Nintendo is arguably the most famous game company of all time. It made a smooth transition from the golden era of the 80’s to the modern games industry and is still cranking out both hardware and software. All of our original favorites come from Nintendo’s library. Mario, Legend of Zelda, and Pokemon just to name a few. I truly cannot think of a company that defines the games industry more. We’ve heard about the Switch. We’ve had some time to gush over it. It’s an innovative, hybrid home/portable console that has some real potential. That doesn’t mean it’s faultless.
The salt mines have opened and all around the internet, fans and critics alike are pointing out what Nintendo is already doing wrong. I’ll try to give a break down of the biggest issues, and offer my own opinion on how Nintendo should handle each.
The Virtual Console
Nintendo’s virtual console, seemingly, is what everyone wanted. A way to play all the old Nintendo titles we know and love as well as introduce some indie talent. Instead, we got a lackluster drip feed and what looked like a plea from Nintendo to hand over any disposable income for a taste of nostalgia. Case in point: Pokemon Snap. Probably one of the most popular N64 games ever released, it should be a no brainer to make this title available on the VC. Instead, Nintendo waited until the very end of the Wii U’s life cycle to offer this game. Why? Because Nintendo, that’s why. There isn’t any other explanation than a bad move being made on their part.
Nintendo’s Virtual Console gets even worse with the Switch. First, none of the games you downloaded and paid for on the WiiU or 3DS will transfer. (EDIT: This has not yet been confirmed or denied by Nintendo.) To add insult to injury, the one free game you get each month for the paid online service is just a rental. That’s right. You get to rent the equivalent of a ROM from Nintendo for one month before they take it away. Why would anyone pay for a service like this?
The solution is simple. Let people keep the products they paid for by porting them over to the new console. The Switch’s launch library is then bolstered, and Nintendo stands to make more money in between the launches of major retail titles.
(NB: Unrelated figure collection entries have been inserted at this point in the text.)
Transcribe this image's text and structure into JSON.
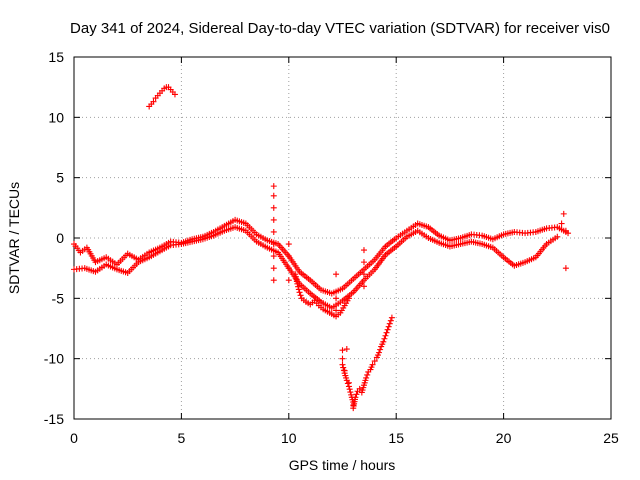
{
  "chart_data": {
    "type": "scatter",
    "title": "Day 341 of 2024, Sidereal Day-to-day VTEC variation (SDTVAR) for receiver vis0",
    "xlabel": "GPS time / hours",
    "ylabel": "SDTVAR / TECUs",
    "xlim": [
      0,
      25
    ],
    "ylim": [
      -15,
      15
    ],
    "xticks": [
      0,
      5,
      10,
      15,
      20,
      25
    ],
    "xtick_labels": [
      "0",
      "5",
      "10",
      "15",
      "20",
      "25"
    ],
    "yticks": [
      15,
      10,
      5,
      0,
      -5,
      -10,
      -15
    ],
    "ytick_labels": [
      "15",
      "10",
      "5",
      "0",
      "-5",
      "-10",
      "-15"
    ],
    "grid": true,
    "marker": "+",
    "color": "#ff0000",
    "series": [
      {
        "name": "main-band",
        "points": [
          [
            0.0,
            -0.5
          ],
          [
            0.3,
            -1.2
          ],
          [
            0.6,
            -0.8
          ],
          [
            1.0,
            -2.0
          ],
          [
            1.5,
            -1.6
          ],
          [
            2.0,
            -2.2
          ],
          [
            2.5,
            -1.3
          ],
          [
            3.0,
            -1.8
          ],
          [
            3.5,
            -1.2
          ],
          [
            4.0,
            -0.8
          ],
          [
            4.5,
            -0.3
          ],
          [
            5.0,
            -0.4
          ],
          [
            5.5,
            -0.1
          ],
          [
            6.0,
            0.1
          ],
          [
            6.5,
            0.5
          ],
          [
            7.0,
            1.0
          ],
          [
            7.5,
            1.5
          ],
          [
            8.0,
            1.2
          ],
          [
            8.5,
            0.3
          ],
          [
            9.0,
            -0.2
          ],
          [
            9.5,
            -0.5
          ],
          [
            10.0,
            -1.5
          ],
          [
            10.5,
            -2.8
          ],
          [
            11.0,
            -3.5
          ],
          [
            11.5,
            -4.3
          ],
          [
            12.0,
            -4.6
          ],
          [
            12.5,
            -4.2
          ],
          [
            13.0,
            -3.4
          ],
          [
            13.5,
            -2.6
          ],
          [
            14.0,
            -1.8
          ],
          [
            14.5,
            -0.7
          ],
          [
            15.0,
            0.0
          ],
          [
            15.5,
            0.6
          ],
          [
            16.0,
            1.2
          ],
          [
            16.5,
            0.9
          ],
          [
            17.0,
            0.2
          ],
          [
            17.5,
            -0.2
          ],
          [
            18.0,
            0.0
          ],
          [
            18.5,
            0.3
          ],
          [
            19.0,
            0.2
          ],
          [
            19.5,
            -0.1
          ],
          [
            20.0,
            0.3
          ],
          [
            20.5,
            0.5
          ],
          [
            21.0,
            0.4
          ],
          [
            21.5,
            0.5
          ],
          [
            22.0,
            0.8
          ],
          [
            22.5,
            0.9
          ],
          [
            23.0,
            0.4
          ]
        ]
      },
      {
        "name": "lower-band",
        "points": [
          [
            0.0,
            -2.6
          ],
          [
            0.5,
            -2.5
          ],
          [
            1.0,
            -2.8
          ],
          [
            1.5,
            -2.2
          ],
          [
            2.0,
            -2.6
          ],
          [
            2.5,
            -2.9
          ],
          [
            3.0,
            -2.0
          ],
          [
            3.5,
            -1.6
          ],
          [
            4.0,
            -1.1
          ],
          [
            4.5,
            -0.6
          ],
          [
            5.0,
            -0.5
          ],
          [
            5.5,
            -0.3
          ],
          [
            6.0,
            -0.1
          ],
          [
            6.5,
            0.2
          ],
          [
            7.0,
            0.6
          ],
          [
            7.5,
            0.9
          ],
          [
            8.0,
            0.6
          ],
          [
            8.5,
            -0.3
          ],
          [
            9.0,
            -0.8
          ],
          [
            9.5,
            -1.2
          ],
          [
            10.0,
            -2.5
          ],
          [
            10.5,
            -3.8
          ],
          [
            11.0,
            -4.6
          ],
          [
            11.5,
            -5.3
          ],
          [
            12.0,
            -5.8
          ],
          [
            12.5,
            -5.2
          ],
          [
            13.0,
            -4.5
          ],
          [
            13.5,
            -3.5
          ],
          [
            14.0,
            -2.6
          ],
          [
            14.5,
            -1.4
          ],
          [
            15.0,
            -0.7
          ],
          [
            15.5,
            0.1
          ],
          [
            16.0,
            0.6
          ],
          [
            16.5,
            0.0
          ],
          [
            17.0,
            -0.4
          ],
          [
            17.5,
            -0.7
          ],
          [
            18.0,
            -0.5
          ],
          [
            18.5,
            -0.3
          ],
          [
            19.0,
            -0.5
          ],
          [
            19.5,
            -0.8
          ],
          [
            20.0,
            -1.6
          ],
          [
            20.5,
            -2.3
          ],
          [
            21.0,
            -2.0
          ],
          [
            21.5,
            -1.6
          ],
          [
            22.0,
            -0.5
          ],
          [
            22.5,
            0.1
          ]
        ]
      },
      {
        "name": "dip-extension",
        "points": [
          [
            10.3,
            -3.0
          ],
          [
            10.4,
            -3.8
          ],
          [
            10.5,
            -4.5
          ],
          [
            10.6,
            -5.0
          ],
          [
            10.8,
            -5.3
          ],
          [
            11.0,
            -5.5
          ],
          [
            11.2,
            -5.2
          ],
          [
            11.4,
            -5.6
          ],
          [
            11.6,
            -5.9
          ],
          [
            11.8,
            -6.1
          ],
          [
            12.0,
            -6.3
          ],
          [
            12.2,
            -6.5
          ],
          [
            12.4,
            -6.2
          ],
          [
            12.6,
            -5.6
          ],
          [
            12.8,
            -5.0
          ]
        ]
      },
      {
        "name": "upper-arc",
        "points": [
          [
            3.5,
            10.9
          ],
          [
            3.6,
            11.1
          ],
          [
            3.7,
            11.3
          ],
          [
            3.8,
            11.6
          ],
          [
            3.9,
            11.8
          ],
          [
            4.0,
            12.0
          ],
          [
            4.1,
            12.2
          ],
          [
            4.2,
            12.4
          ],
          [
            4.3,
            12.5
          ],
          [
            4.4,
            12.5
          ],
          [
            4.5,
            12.3
          ],
          [
            4.6,
            12.1
          ],
          [
            4.7,
            11.9
          ]
        ]
      },
      {
        "name": "lower-arc",
        "points": [
          [
            12.5,
            -10.5
          ],
          [
            12.6,
            -11.2
          ],
          [
            12.7,
            -11.8
          ],
          [
            12.8,
            -12.3
          ],
          [
            12.9,
            -13.0
          ],
          [
            13.0,
            -13.6
          ],
          [
            13.0,
            -14.1
          ],
          [
            13.1,
            -13.2
          ],
          [
            13.2,
            -12.7
          ],
          [
            13.3,
            -12.5
          ],
          [
            13.4,
            -12.8
          ],
          [
            13.5,
            -12.2
          ],
          [
            13.6,
            -11.6
          ],
          [
            13.7,
            -11.1
          ],
          [
            13.8,
            -10.9
          ],
          [
            13.9,
            -10.5
          ],
          [
            14.0,
            -10.2
          ],
          [
            14.1,
            -9.9
          ],
          [
            14.2,
            -9.5
          ],
          [
            14.3,
            -9.0
          ],
          [
            14.4,
            -8.6
          ],
          [
            14.5,
            -8.1
          ],
          [
            14.6,
            -7.6
          ],
          [
            14.7,
            -7.1
          ],
          [
            14.8,
            -6.6
          ]
        ]
      },
      {
        "name": "spikes",
        "points": [
          [
            9.3,
            4.3
          ],
          [
            9.3,
            3.5
          ],
          [
            9.3,
            2.5
          ],
          [
            9.3,
            1.5
          ],
          [
            9.3,
            0.5
          ],
          [
            9.3,
            -0.5
          ],
          [
            9.3,
            -1.5
          ],
          [
            9.3,
            -2.5
          ],
          [
            9.3,
            -3.5
          ],
          [
            10.0,
            -0.5
          ],
          [
            10.0,
            -1.5
          ],
          [
            10.0,
            -2.5
          ],
          [
            10.0,
            -3.5
          ],
          [
            12.5,
            -9.3
          ],
          [
            12.5,
            -10.0
          ],
          [
            12.7,
            -9.2
          ],
          [
            12.6,
            -11.0
          ],
          [
            12.8,
            -12.0
          ],
          [
            13.5,
            -1.0
          ],
          [
            13.5,
            -2.0
          ],
          [
            13.5,
            -3.0
          ],
          [
            13.5,
            -4.0
          ],
          [
            12.2,
            -3.0
          ],
          [
            12.2,
            -5.0
          ],
          [
            12.2,
            -6.0
          ],
          [
            22.8,
            2.0
          ],
          [
            22.7,
            1.2
          ],
          [
            22.9,
            0.6
          ],
          [
            22.9,
            -2.5
          ]
        ]
      }
    ]
  }
}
Do you remember the Wii U’s launch? Neither do I. What I do remember is the measly foot of wall space we dedicated to the system at my old GameStop and how desperately we tried to fill it. Nintendo clearly hasn’t learned its lesson and is releasing the Switch with only 4 titles at launch, none of which come with the console, I’m left wondering if they will ever correct this practice. At least we have plenty of games to look forward to this Spring, assuming everything stays on schedule.
Nintendo really needs to work harder with third party publishers to explain their market. Stop looking for a target audience, and simply get the most popular games from those publishers on their platform.
Cost of Games
We live in the age of remasters and old school game collections, which is great. What isn’t so great is expecting us to pay full price for old games. When I say “old games” I mean the exact same games with no updates or new content. Lego City: Undercover is the perfect example, coming to the Nintendo Switch in Spring. So far, no new features or add ons are listed for this title and yet we’re still expected to drop $59.99 on it as if it were brand new. Why Nintendo or TT Games thinks this is a good move is lost on me, as I’m sure it is many other gamers. Hopefully, the poor sales resulting from this awful decision will steer things in a new direction.
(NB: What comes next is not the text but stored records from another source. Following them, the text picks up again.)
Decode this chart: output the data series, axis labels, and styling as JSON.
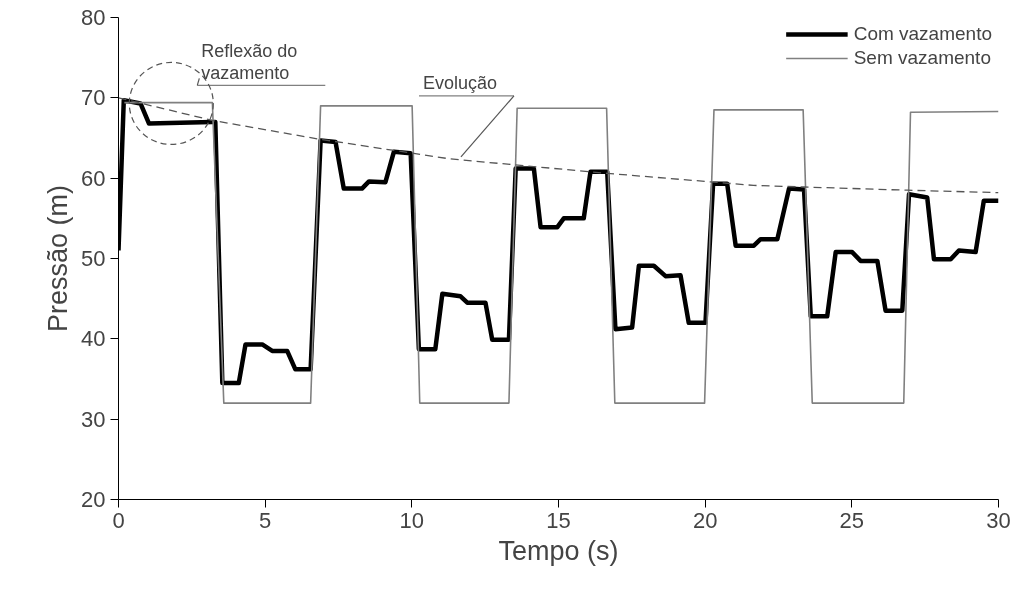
{
  "chart_data": {
    "type": "line",
    "xlabel": "Tempo (s)",
    "ylabel": "Pressão (m)",
    "xlim": [
      0,
      30
    ],
    "ylim": [
      20,
      80
    ],
    "xticks": [
      0,
      5,
      10,
      15,
      20,
      25,
      30
    ],
    "yticks": [
      20,
      30,
      40,
      50,
      60,
      70,
      80
    ],
    "grid": false,
    "legend": "top right",
    "marker": "none",
    "series": [
      {
        "name": "Com vazamento",
        "color": "#000000",
        "line_style": "solid",
        "x": [
          0,
          0.18,
          0.75,
          1.04,
          3.19,
          3.3,
          3.54,
          4.1,
          4.33,
          4.9,
          5.24,
          5.75,
          6.03,
          6.55,
          6.89,
          7.4,
          7.68,
          8.3,
          8.54,
          9.1,
          9.39,
          9.96,
          10.24,
          10.8,
          11.04,
          11.66,
          11.89,
          12.51,
          12.74,
          13.31,
          13.54,
          14.16,
          14.39,
          14.96,
          15.18,
          15.86,
          16.09,
          16.66,
          16.94,
          17.51,
          17.74,
          18.25,
          18.65,
          19.16,
          19.44,
          20.01,
          20.27,
          20.75,
          21.04,
          21.66,
          21.89,
          22.46,
          22.86,
          23.37,
          23.6,
          24.16,
          24.45,
          25.01,
          25.3,
          25.87,
          26.15,
          26.72,
          26.95,
          27.57,
          27.8,
          28.37,
          28.65,
          29.22,
          29.5,
          30
        ],
        "values": [
          51.0,
          69.7,
          69.3,
          66.8,
          67.0,
          67.0,
          34.5,
          34.5,
          39.3,
          39.3,
          38.5,
          38.5,
          36.2,
          36.2,
          64.7,
          64.5,
          58.7,
          58.7,
          59.6,
          59.5,
          63.3,
          63.1,
          38.7,
          38.7,
          45.6,
          45.3,
          44.5,
          44.5,
          39.9,
          39.9,
          61.2,
          61.2,
          53.9,
          53.9,
          55.0,
          55.0,
          60.8,
          60.8,
          41.2,
          41.4,
          49.1,
          49.1,
          47.8,
          47.9,
          42.0,
          42.0,
          59.3,
          59.3,
          51.6,
          51.6,
          52.4,
          52.4,
          58.7,
          58.6,
          42.8,
          42.8,
          50.8,
          50.8,
          49.7,
          49.7,
          43.5,
          43.5,
          58.0,
          57.6,
          49.9,
          49.9,
          51.0,
          50.8,
          57.2,
          57.2
        ]
      },
      {
        "name": "Sem vazamento",
        "color": "#808080",
        "line_style": "solid",
        "x": [
          0.2,
          3.2,
          3.59,
          6.55,
          6.89,
          10.01,
          10.27,
          13.31,
          13.59,
          16.64,
          16.92,
          19.98,
          20.3,
          23.34,
          23.65,
          26.77,
          27.0,
          30
        ],
        "values": [
          69.4,
          69.4,
          32.0,
          32.0,
          69.0,
          69.0,
          32.0,
          32.0,
          68.7,
          68.7,
          32.0,
          32.0,
          68.5,
          68.5,
          32.0,
          32.0,
          68.2,
          68.3
        ]
      },
      {
        "name": "Evolução",
        "color": "#555555",
        "line_style": "dashed",
        "x": [
          0,
          3.19,
          6.77,
          11.3,
          16.66,
          21.65,
          23.36,
          26.89,
          30
        ],
        "values": [
          70.0,
          67.2,
          64.9,
          62.4,
          60.6,
          59.1,
          58.9,
          58.5,
          58.2
        ]
      }
    ],
    "annotations": [
      {
        "text": "Reflexão do\nvazamento",
        "x": 1.8,
        "y": 69.3
      }
    ]
  }
}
The solution to this problem is so obvious, I feel like I’m insulting you by spelling it out. Lower the cost of these games. It’s that easy.
The best feature of the Switch is the ability to take and play it anywhere. Despite this, the poor battery life means frequently stopping to charge both the system and the JoyCon controllers. Pouring more salt in the wound is the fact that the grip bundled with the console doesn’t charge the controllers itself. Additionally, there’s no way to charge the JoyCons without connecting them to the tablet. I can only hope Nintendo finds a way to address this. Otherwise, the entire cornerstone holding the Switch together crumbles.
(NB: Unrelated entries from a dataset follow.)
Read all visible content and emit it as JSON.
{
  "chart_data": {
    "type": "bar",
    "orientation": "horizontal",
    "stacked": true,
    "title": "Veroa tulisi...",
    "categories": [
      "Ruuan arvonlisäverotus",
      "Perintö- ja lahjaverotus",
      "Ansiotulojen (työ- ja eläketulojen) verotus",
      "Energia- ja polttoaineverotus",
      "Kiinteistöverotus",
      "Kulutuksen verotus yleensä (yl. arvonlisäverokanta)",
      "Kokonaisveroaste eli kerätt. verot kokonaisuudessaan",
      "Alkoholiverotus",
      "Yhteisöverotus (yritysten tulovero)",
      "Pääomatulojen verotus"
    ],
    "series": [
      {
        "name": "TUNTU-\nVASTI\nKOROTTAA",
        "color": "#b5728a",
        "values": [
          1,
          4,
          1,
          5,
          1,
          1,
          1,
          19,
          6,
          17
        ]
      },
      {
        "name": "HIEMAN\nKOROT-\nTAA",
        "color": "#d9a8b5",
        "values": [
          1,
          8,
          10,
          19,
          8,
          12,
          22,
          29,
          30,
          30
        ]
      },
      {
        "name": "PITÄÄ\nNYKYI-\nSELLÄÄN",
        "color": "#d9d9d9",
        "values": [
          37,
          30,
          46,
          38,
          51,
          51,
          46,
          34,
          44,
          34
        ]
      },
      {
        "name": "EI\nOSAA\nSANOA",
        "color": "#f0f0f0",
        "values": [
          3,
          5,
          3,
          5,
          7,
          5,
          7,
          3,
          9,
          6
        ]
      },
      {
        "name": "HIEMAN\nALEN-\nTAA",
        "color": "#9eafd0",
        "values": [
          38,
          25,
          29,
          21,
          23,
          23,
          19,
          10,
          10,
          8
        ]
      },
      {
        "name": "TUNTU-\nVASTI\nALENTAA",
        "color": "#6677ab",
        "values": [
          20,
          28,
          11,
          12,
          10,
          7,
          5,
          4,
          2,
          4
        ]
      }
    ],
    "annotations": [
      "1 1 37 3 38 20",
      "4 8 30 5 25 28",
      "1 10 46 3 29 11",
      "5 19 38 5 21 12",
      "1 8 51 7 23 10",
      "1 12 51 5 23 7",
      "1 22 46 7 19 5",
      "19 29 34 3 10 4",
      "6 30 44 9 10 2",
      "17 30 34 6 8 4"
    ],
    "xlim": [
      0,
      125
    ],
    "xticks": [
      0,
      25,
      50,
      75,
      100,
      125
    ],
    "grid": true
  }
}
Nintendo strives to be unique, but there’s a point when that uniqueness crosses the line from charming to absurd. If anything, this storied company needs to take a step back and look at the rest of the industry, follow the trends, and build on their strengths. I don’t want to see the Nintendo Switch fail. I don’t want to see any console fail, for that matter. However, that doesn’t mean we can’t critically examine the flaws in each console and each company’s decisions surrounding them. Nintendo will either learn from their past mistakes and make a success out of the Switch, or it will repeat the same stupid, for lack of a better word, moves and the Switch will sink into the same niche market that the Wii U did. We’ll all have to wait until March 3rd to see if the Switch is what we’ve all been waiting for.